No entanto, essa mesma palavra é corrompida em seu objetivo divino exposto no Cântico dos Cânticos, ou seja, a união sagrada do amado com a amada. Ezequiel, por exemplo, ao falar da bondade do Senhor com Israel, mas como isso muda ao mencionar: “[…] o teu tempo era tempo de amores דוד (dôd)” (Ez 16:8), mas os babilônios “vieram ter com ela para o leito dos amores דוד (dôd)” e a contaminaram (Ez 23:17). Essa corrupção se repete em Provérbios (Pv 7:18), onde a prostituta convida o jovem: “saciemo-nos de amores דוד (dôd) até pela manhã”. Esse uso desregrado da palavra ressalta a importância de compreender o amor dentro dos parâmetros divinos, inseridos na criação de forma intrínseca, como vários pensadores perceberam ao longo da história, como Santo Agostinho, ao enfatizar a dignidade do corpo humano e a sacralidade da união conjugal; São Tomás, ao demonstrar que o corpo não é um obstáculo, mas o princípio no qual o intelecto se une ao corpo como forma; a fenomenologia de Max Scheler, em sua obra A Situação do Homem no Cosmos, ao conceber o ser humano como uma unidade de corpo e espírito; São João da Cruz, ao explorar o sentido do amor esponsal entre Cristo e a Igreja, o corpo e a alma; e, por fim, São João Paulo II, ao sintetizar toda essa tradição sobre o amor humano vivido conforme Deus determinou.

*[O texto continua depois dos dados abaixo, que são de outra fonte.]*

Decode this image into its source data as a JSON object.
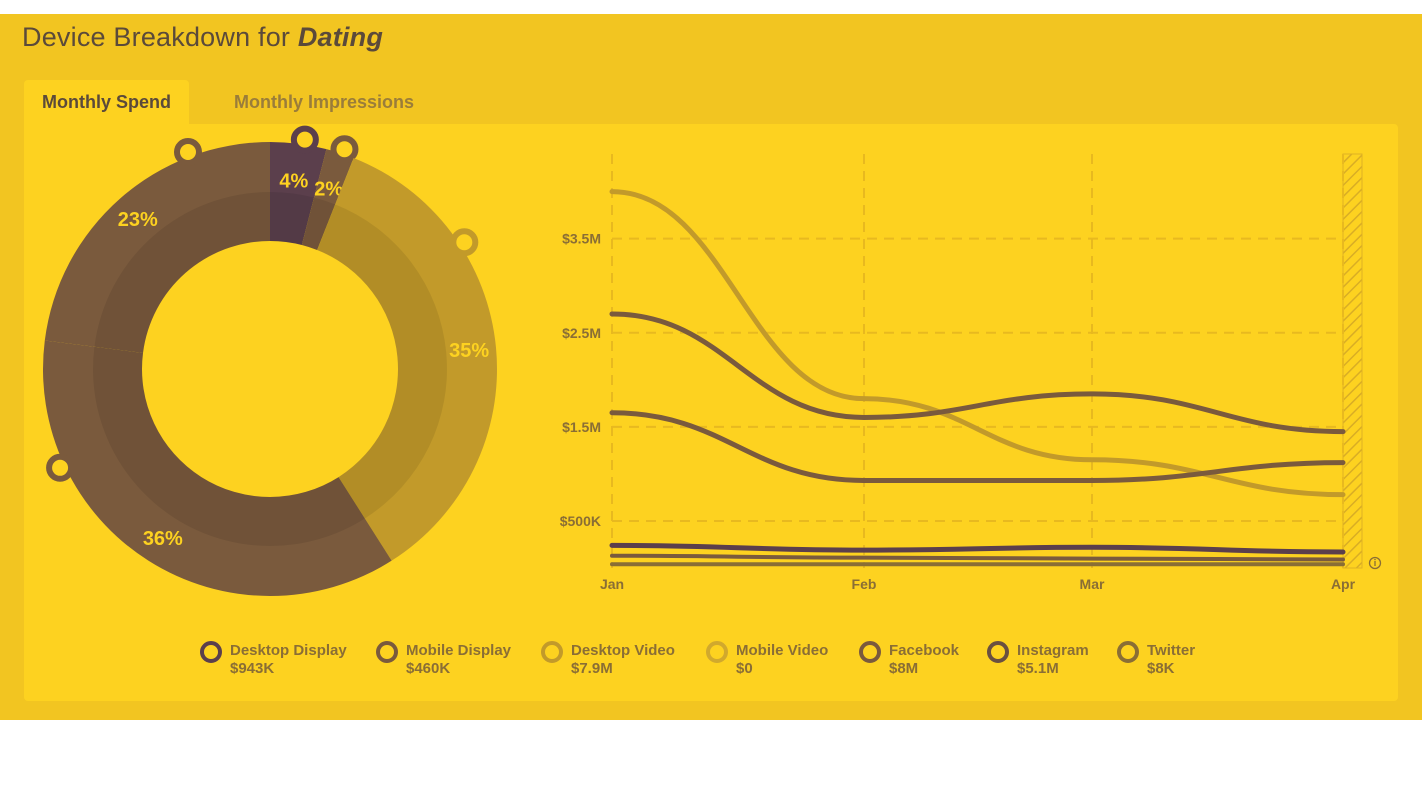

No conjunto de seus ensinamentos, conhecido como a Teologia do Corpo, além dos paralelos com toda a tradição mencionada, é possível encontrar outros com o Cântico dos Cânticos, especialmente ao considerar o significado profundo dos termos hebraicos que descrevem o amor entre os amantes, visto como uma metáfora para o amor entre Deus e Israel (ou entre Cristo e a Igreja). O termo hebraico “דּוֹד” (dod) é um exemplo significativo, denotando um amor ardente e apaixonado, sugerindo um desejo de união e intimidade profunda. No século XX, Wojtyla explora como o amor conjugal, a partir da leitura de São João da Cruz sobre o Cântico dos Cânticos, reflete o amor divino, onde o desejo de união entre os esposos se alinha ao anseio de Deus por união com a humanidade, assim como o amado anseia pela amada que perambula, durante à noite, à procura Dele.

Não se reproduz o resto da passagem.